Awareness is growing concerning the potential role of the oral microbiota in radiotherapy-induced side effects like mucositis. In a small-scale patient study, we used denaturing gradient gel electrophoresis to visualize the shifts in the oral microbial community during radiotherapy. Samples of the first weeks of irradiation clustered together and towards the end of the therapy the richness decreased (-14 %) and the oral microbial community became dominated by a small fraction of species. The shifts at the level of the buccal mucosa and the tongue were correlated with different clinical parameters and a significant correlation between shifts in the buccal microbial community and the patients’ normal oral functioning (pain, nutrition) was observed. By monitoring the microbial shifts during therapy, the role of the microbiota can be further elucidated and treatment regimes can be adapted, increasing patients’ quality of life during therapy

• Oral microbiota

• Mucositis

• DGGE

• Pareto-Lorenz

• Gini-coefficient

De Ryck T, Duprez F, Bracke M, Van de Wiele T, Vanhoecke B (2015) Dynamic Shifts in the Oral Microbiome during Radiotherapy. Clin Res Infect Dis 2(1): 1013.

DGGE: Denaturing Gradient Gel Electrophoresis; NOF: Normal Oral Functioning; PCR: Polymerase Chain Reaction; CUP: Cancer of Unknown Primary Origin; CT: Chemotherapy; RT: Radiotherapy; AB: Antibiotics; R: Richness; OSCC: Oral Squamous Cell Carcinoma

Radiotherapy is still one of the most important treatment options for patients with head and neck cancer.
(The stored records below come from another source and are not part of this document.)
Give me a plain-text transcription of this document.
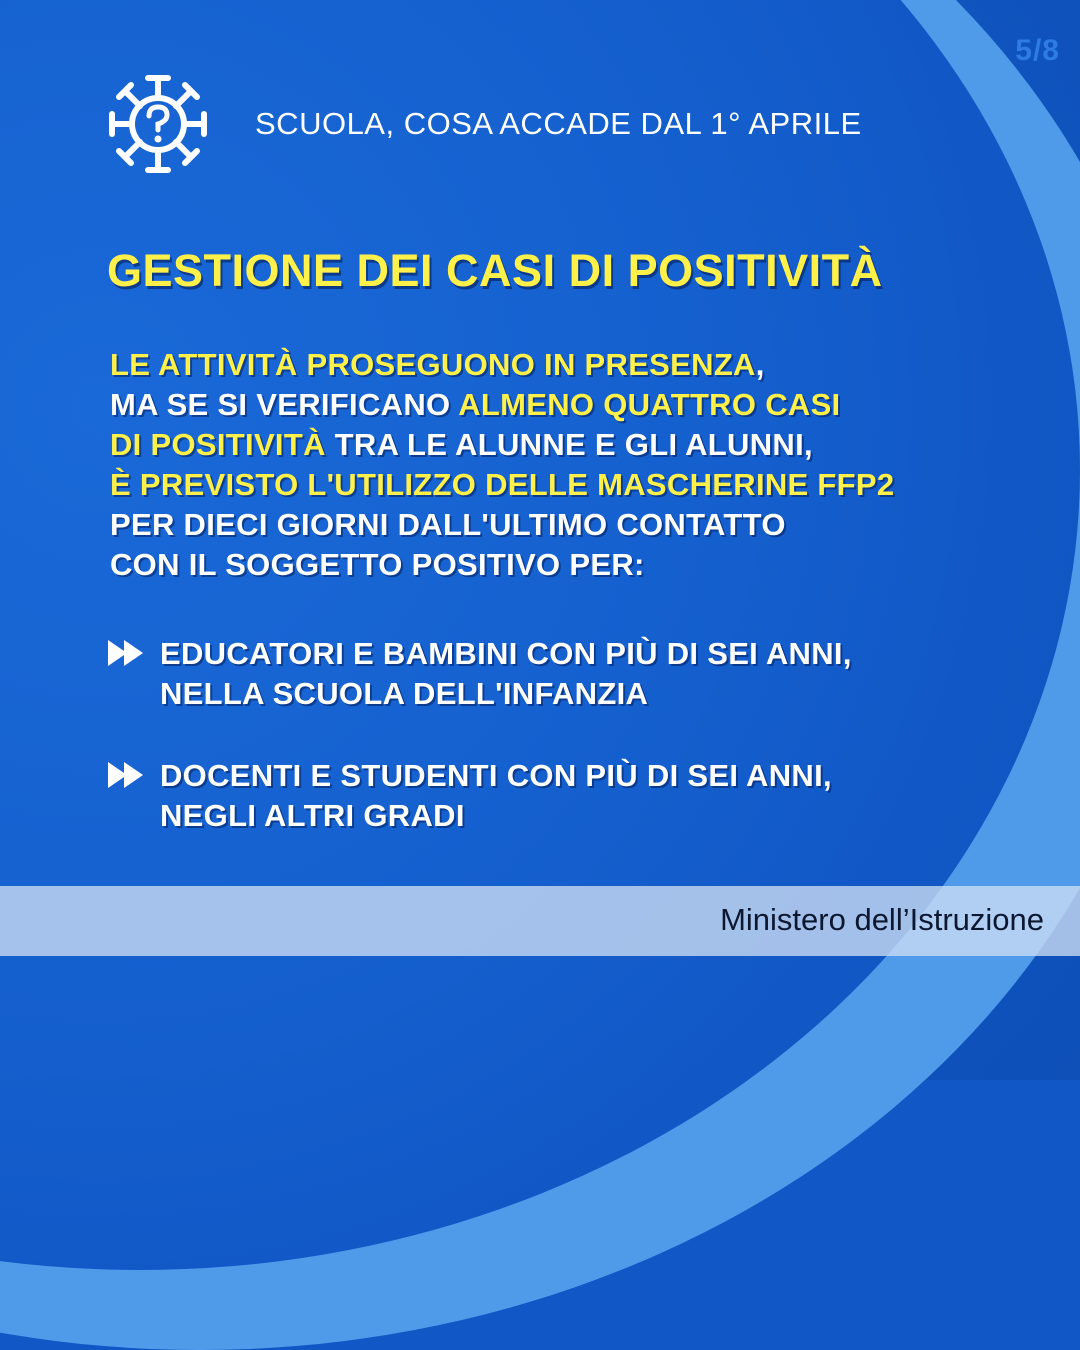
5/8
SCUOLA, COSA ACCADE DAL 1° APRILE
GESTIONE DEI CASI DI POSITIVITÀ
LE ATTIVITÀ PROSEGUONO IN PRESENZA,
MA SE SI VERIFICANO ALMENO QUATTRO CASI
DI POSITIVITÀ TRA LE ALUNNE E GLI ALUNNI,
È PREVISTO L'UTILIZZO DELLE MASCHERINE FFP2
PER DIECI GIORNI DALL'ULTIMO CONTATTO
CON IL SOGGETTO POSITIVO PER:
EDUCATORI E BAMBINI CON PIÙ DI SEI ANNI,
NELLA SCUOLA DELL'INFANZIA
DOCENTI E STUDENTI CON PIÙ DI SEI ANNI,
NEGLI ALTRI GRADI
Ministero dell’Istruzione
Unfortunately, apart from the tumour, ionizing radiation also affects the healthy tissue surrounding the target, resulting in serious side effects and an overall decrease in the patients’ quality of life. Irradiation of the oral cavity, for example, can have destructive effects on the salivary glands and often leads to hyposalivation (reduced salivary flow) and xerostomia (dry mouth syndrome) [1,2]. This interruption of the salivary flow and associated xerostomia following radiation therapy have previously been linked with shifts in the oral microbiome, resulting in higher abundances of Streptococcus mutans, Lactobacillus spp., Candida and Staphylococcus spp. whereas the number of S. sanguis, Neisseria spp. and Fusobacterium spp. tends to decrease [3-5]. These microbial changes might trigger other side effects. The overgrowth of potential harmful species such as Candida spp. (mainly C. albicans) or cariogenic species will explain for example the higher prevalence of candidiasis and caries in patients treated with radiotherapy [6–9].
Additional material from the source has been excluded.